To achieve such a look, I started by adding a net ruffle to the lining of the skirt. Here's what it looked like in progress:
That's quite a jumble of fabric and netting! There are 576" or 16 yards worth of netting 11" wide attached to that lining. To manage such a large amount of fabric, I divide the skirt and the ruffle into quadrants and work on in it one section at a time, pinning and stitching down only one section and then moving on to the next.
I first cut all the netting into 11" wide strips. The best way to do that is to use a rotary cutter and mat. It makes very quick work of cutting the netting. Why so wide? You'll see in a minute, but it was sort of an experiment. (Great time for an experiment, huh? Especially on an almost finished dress for competition!) After cutting and seaming all the strips together, it was gathered down the center.
The skirt was then marked for the ruffle placement.

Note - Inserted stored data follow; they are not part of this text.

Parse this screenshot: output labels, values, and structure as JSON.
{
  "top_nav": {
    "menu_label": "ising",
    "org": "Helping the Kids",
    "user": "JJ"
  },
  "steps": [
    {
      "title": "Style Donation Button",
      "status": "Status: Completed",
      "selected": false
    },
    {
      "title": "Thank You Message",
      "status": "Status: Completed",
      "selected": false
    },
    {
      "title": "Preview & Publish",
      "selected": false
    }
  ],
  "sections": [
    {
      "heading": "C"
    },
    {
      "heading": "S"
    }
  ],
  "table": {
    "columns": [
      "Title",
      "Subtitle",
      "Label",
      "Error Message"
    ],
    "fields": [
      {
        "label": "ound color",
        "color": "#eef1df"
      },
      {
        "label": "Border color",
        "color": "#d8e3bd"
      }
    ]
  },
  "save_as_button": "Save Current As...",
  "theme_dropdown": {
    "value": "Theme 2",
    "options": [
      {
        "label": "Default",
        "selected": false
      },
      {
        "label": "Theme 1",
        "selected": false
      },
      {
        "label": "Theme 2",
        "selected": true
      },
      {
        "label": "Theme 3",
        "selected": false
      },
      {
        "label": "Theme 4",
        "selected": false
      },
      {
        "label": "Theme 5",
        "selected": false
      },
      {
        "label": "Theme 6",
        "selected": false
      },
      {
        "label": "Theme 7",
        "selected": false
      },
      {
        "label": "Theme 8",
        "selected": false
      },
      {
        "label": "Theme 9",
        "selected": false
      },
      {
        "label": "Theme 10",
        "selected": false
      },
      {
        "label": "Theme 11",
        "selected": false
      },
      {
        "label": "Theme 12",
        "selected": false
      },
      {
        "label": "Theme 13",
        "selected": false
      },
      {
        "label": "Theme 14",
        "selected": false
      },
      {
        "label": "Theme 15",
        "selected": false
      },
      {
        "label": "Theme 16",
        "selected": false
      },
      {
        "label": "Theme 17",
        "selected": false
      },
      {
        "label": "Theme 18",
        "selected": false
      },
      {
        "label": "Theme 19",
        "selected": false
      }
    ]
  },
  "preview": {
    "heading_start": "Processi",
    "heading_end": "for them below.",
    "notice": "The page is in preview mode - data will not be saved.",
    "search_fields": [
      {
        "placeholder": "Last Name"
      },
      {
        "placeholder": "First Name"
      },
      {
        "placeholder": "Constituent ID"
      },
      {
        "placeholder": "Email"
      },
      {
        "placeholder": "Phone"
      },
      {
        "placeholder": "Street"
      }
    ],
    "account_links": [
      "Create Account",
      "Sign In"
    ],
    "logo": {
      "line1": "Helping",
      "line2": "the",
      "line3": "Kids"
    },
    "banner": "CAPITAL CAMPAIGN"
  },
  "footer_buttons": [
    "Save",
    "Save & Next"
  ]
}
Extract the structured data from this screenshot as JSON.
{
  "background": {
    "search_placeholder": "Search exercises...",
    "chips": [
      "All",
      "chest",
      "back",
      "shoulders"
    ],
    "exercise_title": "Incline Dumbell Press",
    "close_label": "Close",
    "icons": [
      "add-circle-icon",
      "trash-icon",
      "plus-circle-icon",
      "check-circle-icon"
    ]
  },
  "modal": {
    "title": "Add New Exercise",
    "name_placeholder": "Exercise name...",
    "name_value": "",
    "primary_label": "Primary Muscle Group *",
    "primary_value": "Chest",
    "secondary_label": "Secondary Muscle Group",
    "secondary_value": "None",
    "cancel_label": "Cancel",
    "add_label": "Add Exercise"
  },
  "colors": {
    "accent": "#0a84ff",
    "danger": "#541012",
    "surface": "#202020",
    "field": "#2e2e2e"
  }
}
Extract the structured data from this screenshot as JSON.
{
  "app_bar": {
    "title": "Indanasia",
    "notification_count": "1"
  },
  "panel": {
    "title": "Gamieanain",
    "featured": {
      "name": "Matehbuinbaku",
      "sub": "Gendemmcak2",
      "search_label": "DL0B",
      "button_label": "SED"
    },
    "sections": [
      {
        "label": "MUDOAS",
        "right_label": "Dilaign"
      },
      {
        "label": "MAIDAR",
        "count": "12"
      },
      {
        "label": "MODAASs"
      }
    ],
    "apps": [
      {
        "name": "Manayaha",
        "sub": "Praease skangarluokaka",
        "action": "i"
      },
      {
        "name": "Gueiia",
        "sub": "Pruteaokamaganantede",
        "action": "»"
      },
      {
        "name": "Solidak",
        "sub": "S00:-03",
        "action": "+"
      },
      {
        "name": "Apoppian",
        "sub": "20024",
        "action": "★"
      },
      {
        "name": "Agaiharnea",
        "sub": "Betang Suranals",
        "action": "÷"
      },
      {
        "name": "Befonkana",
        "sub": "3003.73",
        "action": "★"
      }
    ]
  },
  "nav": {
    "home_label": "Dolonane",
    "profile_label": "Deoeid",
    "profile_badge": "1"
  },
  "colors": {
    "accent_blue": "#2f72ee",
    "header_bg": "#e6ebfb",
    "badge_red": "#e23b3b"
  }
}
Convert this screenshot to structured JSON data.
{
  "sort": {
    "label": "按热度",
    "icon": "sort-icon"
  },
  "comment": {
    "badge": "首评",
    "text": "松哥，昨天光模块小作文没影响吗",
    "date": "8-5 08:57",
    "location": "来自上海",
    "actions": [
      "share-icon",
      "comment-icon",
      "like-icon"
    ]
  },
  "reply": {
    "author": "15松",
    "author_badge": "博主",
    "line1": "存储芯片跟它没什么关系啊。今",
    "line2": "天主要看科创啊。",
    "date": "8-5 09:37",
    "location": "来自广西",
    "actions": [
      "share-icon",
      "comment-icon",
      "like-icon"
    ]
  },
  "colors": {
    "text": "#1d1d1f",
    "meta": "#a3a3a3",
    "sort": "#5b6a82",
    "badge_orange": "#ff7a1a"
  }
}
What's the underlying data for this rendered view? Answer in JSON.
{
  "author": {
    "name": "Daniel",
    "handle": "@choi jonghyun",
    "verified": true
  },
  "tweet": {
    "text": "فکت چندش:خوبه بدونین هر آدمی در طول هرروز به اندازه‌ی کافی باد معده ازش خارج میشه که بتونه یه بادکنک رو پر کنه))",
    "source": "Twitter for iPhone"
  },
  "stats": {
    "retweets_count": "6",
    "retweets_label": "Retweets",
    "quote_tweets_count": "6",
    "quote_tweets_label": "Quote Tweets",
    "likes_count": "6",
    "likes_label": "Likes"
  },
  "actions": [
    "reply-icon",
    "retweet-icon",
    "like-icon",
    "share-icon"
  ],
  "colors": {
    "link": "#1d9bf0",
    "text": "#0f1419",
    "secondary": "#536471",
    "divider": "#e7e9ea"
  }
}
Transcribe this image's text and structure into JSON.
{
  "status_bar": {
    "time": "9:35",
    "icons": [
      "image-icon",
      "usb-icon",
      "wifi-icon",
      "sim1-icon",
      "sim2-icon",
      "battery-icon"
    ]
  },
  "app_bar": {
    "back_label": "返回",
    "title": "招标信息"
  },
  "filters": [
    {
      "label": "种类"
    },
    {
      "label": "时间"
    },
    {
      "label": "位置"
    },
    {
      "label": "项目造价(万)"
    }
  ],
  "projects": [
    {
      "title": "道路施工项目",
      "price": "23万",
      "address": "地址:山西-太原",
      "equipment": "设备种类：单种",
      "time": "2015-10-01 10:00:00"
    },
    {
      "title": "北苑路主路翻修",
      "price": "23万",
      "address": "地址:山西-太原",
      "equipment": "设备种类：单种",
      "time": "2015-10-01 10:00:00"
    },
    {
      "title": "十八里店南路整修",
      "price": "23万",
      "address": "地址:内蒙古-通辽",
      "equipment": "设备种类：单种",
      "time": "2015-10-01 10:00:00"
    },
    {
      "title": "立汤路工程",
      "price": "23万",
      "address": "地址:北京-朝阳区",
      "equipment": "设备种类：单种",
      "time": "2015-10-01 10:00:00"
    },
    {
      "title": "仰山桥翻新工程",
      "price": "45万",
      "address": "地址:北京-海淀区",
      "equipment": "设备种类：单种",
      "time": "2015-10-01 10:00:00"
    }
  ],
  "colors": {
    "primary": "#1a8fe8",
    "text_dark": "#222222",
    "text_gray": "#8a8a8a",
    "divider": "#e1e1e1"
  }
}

My finished ruffle is 5 1/2" wide, so I marked a line 5 1/2" from the hem as my stitching line:
The whole ruffle was divided up and then stitched to the skirt in sections down the center of the ruffle. The section below is stitched but the basting threads haven't been removed.
Now I know that ruffle looks very unusual with half of it above the stitching line and half below the stitching line, but there is a good reason. I actually wanted to attached two ruffles, but only have to gather and stitch the ruffle once. When the ruffle is folded down at the stitching line, you get a double ruffle:
Much improved! Now, if I get the zippers I ordered in the mail, and one actually is a close match, I'll be putting in the new zipper and finishing the dress this weekend. I did actually get the vest finished to my satisfaction, but there is nothing on the outside that has changed. If all goes well, and I get the accessories completed, there should be a photo shoot and final post sometime next week!
Parting Shot: Coat and trousers, 1970. This is a great pattern, and I'd actually consider making the coat for myself. The pattern envelope art is really great. There's a smart red version, a blue version, a tan version (notice the long striped scarf on the model with the tan one.) Then there's the snake skin print version with the silvery white over the knee boots in the center paired with a fuchsia turtleneck!